Über die laufende EU-Mission wurden bislang bereits rund 60.000 ukrainische Soldatinnen und Soldaten in der EU ausgebildet. Der Einsatz war im November 2022 von den Außenministerinnen und Außenministern der Mitgliedstaaten beschlossen worden. Die EU will mit ihm dazu beitragen, dass sich die ukrainischen Truppen künftig noch besser als bislang gegen die Angreiferinnen und Angreifer aus Russland verteidigen können.
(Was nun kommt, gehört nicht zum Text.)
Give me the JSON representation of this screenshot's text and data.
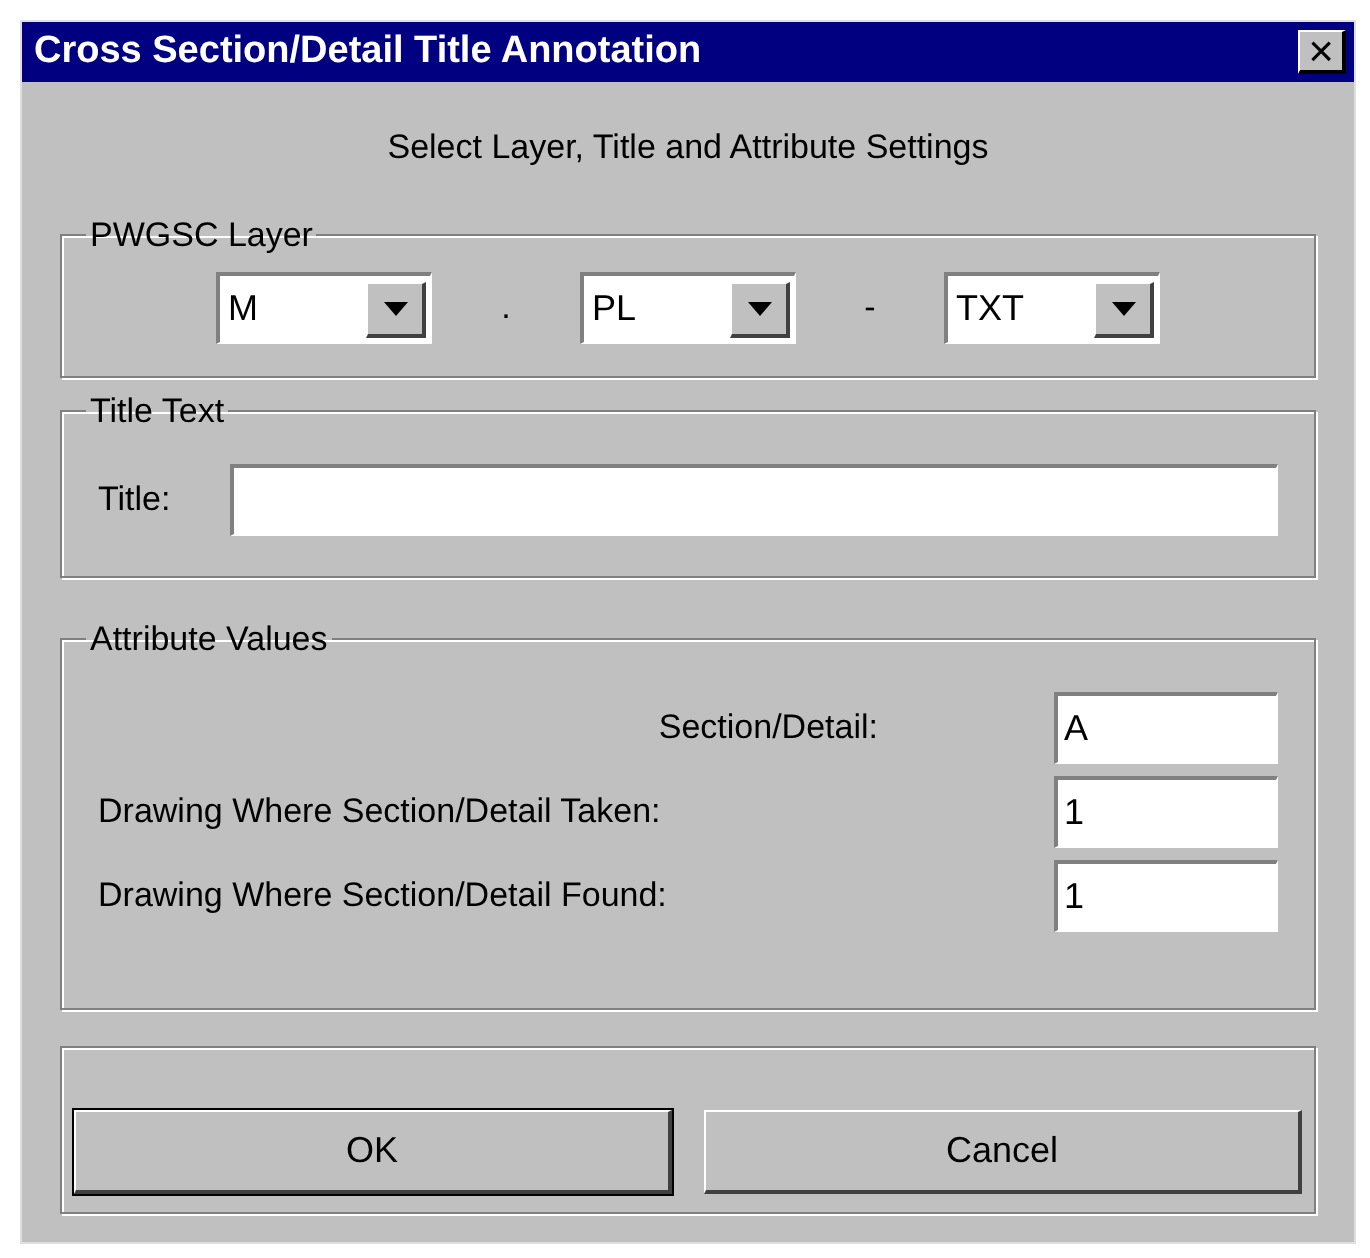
{
  "window": {
    "title": "Cross Section/Detail Title Annotation",
    "close": "×"
  },
  "instruction": "Select Layer, Title and Attribute Settings",
  "layer_group": {
    "label": "PWGSC Layer",
    "dropdowns": [
      {
        "value": "M",
        "separator_after": "."
      },
      {
        "value": "PL",
        "separator_after": "-"
      },
      {
        "value": "TXT"
      }
    ]
  },
  "title_group": {
    "label": "Title Text",
    "field_label": "Title:"
  },
  "attribute_group": {
    "label": "Attribute Values",
    "fields": [
      {
        "label": "Section/Detail:",
        "value": "A",
        "kind": "indented"
      },
      {
        "label": "Drawing Where Section/Detail Taken:",
        "value": "1",
        "kind": "plain"
      },
      {
        "label": "Drawing Where Section/Detail Found:",
        "value": "1",
        "kind": "plain"
      }
    ]
  },
  "buttons": [
    {
      "label": "OK",
      "default": true
    },
    {
      "label": "Cancel",
      "default": false
    }
  ]
}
EU-Mandat für Einsatz im Ukraine-Krieg soll verlängert werden und Ausbildungs-Zahl erhöht werden
Wie Politico berichtet, empfiehlt der Europäische Auswärtige Dienst, das EU-Mandat für den Ukraine-Krieg-Einsatz um zwei Jahre bis zum 15. November 2026 zu verlängern. Ferner soll in diesem Zug geprüft werden, ob man „Schulungen näher an den Grenzen der Ukraine“ abhalten könne.
Der EU-Außenbeauftragte Josep Borrell sagte am Freitag (30. August), er wolle nach dem Verteidigungsministertreffen ein neues Ziel für die Zahl der auszubildenden ukrainischen Soldatinnen und Soldaten bekanntgeben. Estland hatte zuletzt vorgeschlagen, es auf 100.000 Soldatinnen und Soldaten zu erhöhen.
Unterstützung bekommt die Ukraine im Ukraine-Krieg indes auch von Putin-feindlichen Milizen. Die verübten nun einen filmreifen Kamikaze-Drohnen-Angriff gegen Russland. (dpa/pls)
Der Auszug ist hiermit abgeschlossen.